ヤマトシジミの遺伝子の多様性についても、いろいろな方法で調べています。個体数や形態的な異常率だけでなく、事故後に遺伝的な多様性がどう変化してきたのかがわかってきています。そもそも「なぜ多様性が大切なのか」という話ですが、さまざまな特徴をもつ系統があることで、何か起きたときに全滅を免れる確率が上がります。つまり、多様性があるほうが集団として強いと言えます。しかし、たとえば今回の事故で放射線に強い系統だけが生き残ったとして、その系統がたまたま寒さに弱い系統だったとしたら、「寒い」というイベントが起きたときには全滅してしまう危険性がありますよね。ですから、事故による多様性の影響を調べることも大事です。

この2、3年はカタバミへの影響調査も続けていますし、事故当時のヤマトシジミの状態を知るために、3月11日前後の時期に福島から東北にかけて幼虫を探す調査も行ってきました。雪をかきわけて2ミリとか5ミリの幼虫を地面にはいつくばって探しました(笑)。それによって、初期被曝の影響のシミュレーションができるようなりました。3月11日時点ではまだ幼虫は小さく、食べ盛りになったときには放射性物質がカタバミに降り注いでいたはず。ですから、外部被曝も内部被曝も、一番幼虫が成長するセンシティブな時期に起きただろうということがわかってきました。

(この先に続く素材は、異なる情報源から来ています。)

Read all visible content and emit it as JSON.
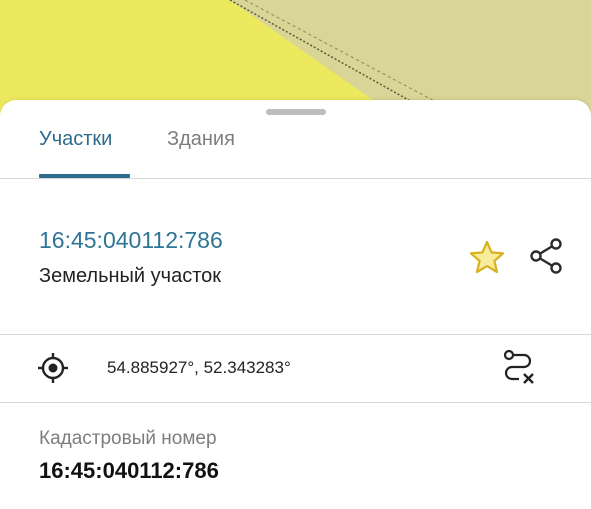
{
  "tabs": [
    {
      "label": "Участки",
      "active": true
    },
    {
      "label": "Здания",
      "active": false
    }
  ],
  "parcel": {
    "cadastral_number": "16:45:040112:786",
    "type": "Земельный участок"
  },
  "location": {
    "coordinates": "54.885927°, 52.343283°"
  },
  "details": {
    "cadastral_label": "Кадастровый номер",
    "cadastral_value": "16:45:040112:786"
  },
  "icons": {
    "favorite": "star-icon",
    "share": "share-icon",
    "locate": "crosshair-icon",
    "route": "route-clear-icon"
  },
  "colors": {
    "accent": "#2e6b8c",
    "link": "#2f7596",
    "map_yellow": "#ece95f",
    "map_khaki": "#d9d596",
    "star": "#e3c53c"
  }
}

原発事故を経験した国の科学者が未来のためにできること

abt:約10年間にわたる研究を振り返って、みなさんの印象に特に残っていることはありますか?

大瀧:やっぱり野原さんのことが大きいですね。

平良:研究のことでいうと、私は福島でのヤマトシジミの採集に2年目から参加しているのですが、広野町での採集のことがすごく印象に残っています。5人で1日半かけて探したのですが、見つかったのは5匹くらいでした。ヤマトシジミはどこでも見つかるチョウなのですが、なかなか見つかりませんでした。

子どものころからチョウを採っていますが、あんなに採れなかったことは初めてです。「こんなふうになってしまうんだ……」と思いました。私たちがチョウをとっている横で、防護服を着た人たちが乗ったバスがピストン輸送で通っていったことも覚えています。今では同じ場所でも、ヤマトシジミをたくさん見つけることができます。

Ko:私の印象に残っているのは、2015年に西日本で再稼働した原発周辺のヤマトシジミの調査をしたことです。福島では原発事故後からヤマトシジミの調査を始めたので、事故前の状況はわかりませんでした。その反省を踏まえて行なわれた調査です。前年に東日本の調査をしていたので、これで全国のヤマトシジミのデータセットが完成したんです。

基準となる平常時のデータを整理しておくことは、環境指標生物として利用するためにも必須です。地震大国、そして原発事故経験国に暮らす科学者の姿勢として、「明日の災害に備える」ということでもある。実際には「行って採る」だけですけれども、意義の大きさを思うと未来に残せる仕事だったと思います。この調査をやることができて本当によかったです。

abt:現在の研究室での状況はいかがですか?

平良:今年は久しぶりに福島に行かない年になりました。いままでの10年というのは「何が起こっているのか」を調べることが中心でした。そこから「どうやって、それが起きたのか」ということの解明にシフトしているところです。実験室のなかでメカニズムを探っていく段階になり、ようやく全体像が見えてきています。

大瀧:いまの課題は後継者の問題ですね。この研究は学生のモチベーションと労力で成り立っているところがあるのですけれど、いまの学生にとって原発事故は小学生や中学生のときに起きたことなんです。「教科書に載っていた出来事」みたいになっていて、原発事故の問題に対してモチベーションをもつ学生が少なくなっていることを感じています。

平良:一緒に研究をしていた人たちも卒業し、いつの間にか大瀧先生の次に研究室に長くいるようになりました。わからないことがたくさん残ったまま終わらせるわけにはいかないし、野原さんに残された宿題のような気持ちで研究を続けています。野原さんやKoさんのように専門外の分野から研究室に入った人もいるので、「やりたい」という意思さえあれば、先生やみんなと一緒に考えながらやっていける研究室だと思います。この分野を研究してみたいという人が来てくれることを期待しています。